Silver Dart 5 (Replica)
Serial Number: Mach 0.046
Dimensions: Wingspan: 15 m, Length: 10.6 m, Height: 2.9 m
Gross Weight: 521 kg
Max Speed: 56 km/h
Materials: Materials: bamboo, western red cedar, ash, 2mm chrome-silicon bracing wire, and ¾ ‘’ banding metal, turnbuckles made from bicycle spokes, 26” bicycle wheels, stainless steel wire between the nodes, Dacron painted with Rustoleum
Power Plant: Kohler 40 HP, 2 cylinders 4 cycle air cooled Propeller 8’ diameter, 48” pitch, chain driven, hand-carved white cedar, reduction ratio 3:6:1, turning 1000 rpm at engine 3600 rpm
In 2009 the 100th anniversary of flight in Canada was celebrated. It was on February 23, 1909, that John McCurdy flew the Silver Dart at Baddeck, Nova Scotia, marking the first flight of a powered aircraft in Canada. This aircraft was designed in 1908 by John McCurdy and the construction was supervised by Alexander Graham Bell’s Aeronautical Experimental Association at Glen Curtis’s facilities in Hammondsport N.Y. Where it was flown before transferring it to Canada in January of 1909
Two aviation enthusiasts, Ed Lubitz and Mark Taylor, decided they wanted to do something spectacular to mark and celebrate this important aviation event. In October 2008 they began building their own Silver Dart replica, and after 8 months of construction activity, their masterpiece was completed in March 2009. This well-researched project, using the original drawings, was a true labour of love, and the outstanding craftsmanship is evident when viewing this aircraft. The overall philosophy of the replica’s construction was that the aircraft was made to the original specifications with concessions to modern materials.

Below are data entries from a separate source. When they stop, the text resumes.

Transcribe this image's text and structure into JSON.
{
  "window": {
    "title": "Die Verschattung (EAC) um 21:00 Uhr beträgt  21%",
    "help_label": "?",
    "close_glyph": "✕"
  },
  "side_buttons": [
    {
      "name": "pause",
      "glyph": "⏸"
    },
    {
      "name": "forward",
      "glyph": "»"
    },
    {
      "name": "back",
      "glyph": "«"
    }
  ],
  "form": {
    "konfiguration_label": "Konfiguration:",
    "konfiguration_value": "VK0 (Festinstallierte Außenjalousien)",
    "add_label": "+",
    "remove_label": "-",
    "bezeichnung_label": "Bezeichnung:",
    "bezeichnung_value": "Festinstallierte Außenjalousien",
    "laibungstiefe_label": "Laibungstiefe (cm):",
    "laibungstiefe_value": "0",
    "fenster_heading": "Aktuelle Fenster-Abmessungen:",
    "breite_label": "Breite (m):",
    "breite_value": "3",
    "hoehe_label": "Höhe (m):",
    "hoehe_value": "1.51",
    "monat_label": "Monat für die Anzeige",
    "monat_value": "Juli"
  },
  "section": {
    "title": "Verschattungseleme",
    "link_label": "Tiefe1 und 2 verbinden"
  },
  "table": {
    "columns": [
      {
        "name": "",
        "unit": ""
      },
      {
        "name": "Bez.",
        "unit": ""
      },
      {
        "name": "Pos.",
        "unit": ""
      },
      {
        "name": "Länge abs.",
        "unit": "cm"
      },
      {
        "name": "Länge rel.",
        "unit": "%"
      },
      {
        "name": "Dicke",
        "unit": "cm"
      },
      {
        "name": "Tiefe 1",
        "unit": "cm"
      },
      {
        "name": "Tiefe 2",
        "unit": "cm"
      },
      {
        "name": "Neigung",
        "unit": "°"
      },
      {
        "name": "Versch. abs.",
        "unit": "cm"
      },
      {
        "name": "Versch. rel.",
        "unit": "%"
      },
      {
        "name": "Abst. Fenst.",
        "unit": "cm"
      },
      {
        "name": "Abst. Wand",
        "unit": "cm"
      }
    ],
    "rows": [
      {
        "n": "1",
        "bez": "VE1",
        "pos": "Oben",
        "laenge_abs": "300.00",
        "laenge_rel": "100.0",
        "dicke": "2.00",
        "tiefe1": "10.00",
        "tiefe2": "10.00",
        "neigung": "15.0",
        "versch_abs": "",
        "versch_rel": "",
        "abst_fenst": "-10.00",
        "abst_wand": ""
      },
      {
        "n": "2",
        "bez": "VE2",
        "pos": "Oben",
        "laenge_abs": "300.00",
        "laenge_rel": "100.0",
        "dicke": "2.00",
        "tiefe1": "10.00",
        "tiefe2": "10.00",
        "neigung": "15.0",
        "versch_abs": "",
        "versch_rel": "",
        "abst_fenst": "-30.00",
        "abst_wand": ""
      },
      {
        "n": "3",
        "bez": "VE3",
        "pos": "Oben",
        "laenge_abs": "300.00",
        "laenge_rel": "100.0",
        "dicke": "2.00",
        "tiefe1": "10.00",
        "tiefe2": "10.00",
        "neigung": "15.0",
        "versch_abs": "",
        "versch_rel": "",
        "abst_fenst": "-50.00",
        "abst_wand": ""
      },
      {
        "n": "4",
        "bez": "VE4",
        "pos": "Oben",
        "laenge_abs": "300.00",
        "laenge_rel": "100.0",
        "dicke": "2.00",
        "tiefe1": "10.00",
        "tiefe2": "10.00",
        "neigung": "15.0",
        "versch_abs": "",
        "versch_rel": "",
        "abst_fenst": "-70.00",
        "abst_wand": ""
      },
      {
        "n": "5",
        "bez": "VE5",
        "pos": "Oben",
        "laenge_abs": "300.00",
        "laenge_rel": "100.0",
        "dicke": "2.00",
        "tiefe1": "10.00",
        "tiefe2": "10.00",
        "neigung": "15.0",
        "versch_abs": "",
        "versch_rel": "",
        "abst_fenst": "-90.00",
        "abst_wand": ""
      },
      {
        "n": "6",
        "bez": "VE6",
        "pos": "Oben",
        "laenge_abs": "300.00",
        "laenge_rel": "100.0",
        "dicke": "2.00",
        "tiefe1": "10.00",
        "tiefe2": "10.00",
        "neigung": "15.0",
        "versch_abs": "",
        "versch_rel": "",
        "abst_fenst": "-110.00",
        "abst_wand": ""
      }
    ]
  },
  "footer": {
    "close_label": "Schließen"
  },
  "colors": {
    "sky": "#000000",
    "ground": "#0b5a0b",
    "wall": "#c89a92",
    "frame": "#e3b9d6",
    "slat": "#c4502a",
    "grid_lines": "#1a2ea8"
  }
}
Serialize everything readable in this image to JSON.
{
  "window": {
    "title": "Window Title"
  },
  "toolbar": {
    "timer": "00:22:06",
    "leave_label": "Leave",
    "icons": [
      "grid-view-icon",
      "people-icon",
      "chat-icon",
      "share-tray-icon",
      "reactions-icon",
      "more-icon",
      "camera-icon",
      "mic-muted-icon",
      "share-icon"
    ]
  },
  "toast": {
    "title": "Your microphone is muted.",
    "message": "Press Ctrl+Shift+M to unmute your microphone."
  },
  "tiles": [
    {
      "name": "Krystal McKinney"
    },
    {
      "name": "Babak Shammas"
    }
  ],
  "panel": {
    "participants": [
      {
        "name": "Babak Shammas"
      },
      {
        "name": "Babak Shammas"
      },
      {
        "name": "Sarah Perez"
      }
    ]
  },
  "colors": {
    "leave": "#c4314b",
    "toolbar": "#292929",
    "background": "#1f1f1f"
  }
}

In June of 2010, Chris Colton, Executive Director of the NAFMC, met Ed while working at the Waterloo Aviation Expo & Air Show. During their conversations over the weekend, Ed revealed that he did not have a plan for the aircraft after the summer’s tour circuit was done. An initial plan was developed that at fruition saw the delivery of the Silver Dart 5 replica to the NAFMC in early November of 2010.
What better way to celebrate the 100th anniversary of powered flight in Canada than to construct and fly a replica of the aircraft that achieved this milestone. Ed Lubitz, pilot and project engineer, and Mark Taylor, assistant engineer, did just that. Working away during the autumn and winter of 2008, they constructed the scale replica of the Silver Dart. The official name of this aircraft is Silver Dart 5 and the Serial Number is Mach 0.046. Mach 0.046 is 35 miles per hour the cruise speed of the original aircraft.
The replica of the Silver Dart 5 has been at the National Air Force Museum since 2010.